Dari contoh di atas, jelaslah bahwa sistem khilafah yang baku, memang tidak ada. Prof. Mahfud MD dalam hal ini benar. Karena faktanya memang terdapat beberapa versi pendapat dalam cabang-cabang hukum dalam pembahasan khilafah.

Tapi pertanyaan kritisnya adalah, apakah ketika sistem khilafah yang baku itu tidak ada, kemudian khilafah itu tidak wajib secara syar’i?

Apakah adanya perbedaan pendapat dalam cabang-cabang hukum khilafah itu artinya khilafah hanya berstatus mubah (boleh) saja, sehingga boleh saja khilafah ditinggalkan dan diganti dengan sistem pemerintahan yang lain, semisal sistem republik?
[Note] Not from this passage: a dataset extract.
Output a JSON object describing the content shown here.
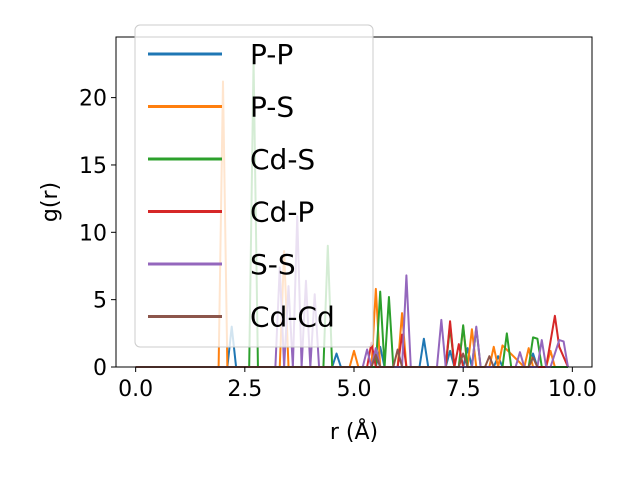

Sesungguhnya, jika penalaran Prof. Mahfud MD tentang “sistem yang baku” itu diikuti, niscaya akan gugurlah banyak kewajiban syar’i yang ada dalam ajaran Islam. Karena adanya khilafiyah tentu tidak hanya ada dalam pembahasan khilafah, tapi juga ada dalam pembahasan bab-bab fiqih yang lain, seperti wudhu, sholat, puasa, haji, dan sebagainya. Dalam wudhu, misalnya ada perbedaan pendapat ulama mengenai apakah menyentuh perempuan membatalkan wudhu atau tidak.

Mengikuti logika Prof. Mahfud MD, berarti wudhu itu tidak baku.

Dalam sholat Shubuh, ada yang membaca Qunut ada yang tidak. Artinya, menurut logika Prof. Mahfud MD, sholat Shubuh tidak baku.

Dalam puasa Ramadhan, Imam Malik mencukupkan niat satu kali untuk seluruh bulan Ramadhan, sementara jumhur ulama mewajibkan niat untuk setiap hari pada bulan Ramadhan. Maka mengikuti penalaran Prof. Mahfud MD, puasa Ramadhan tidak baku.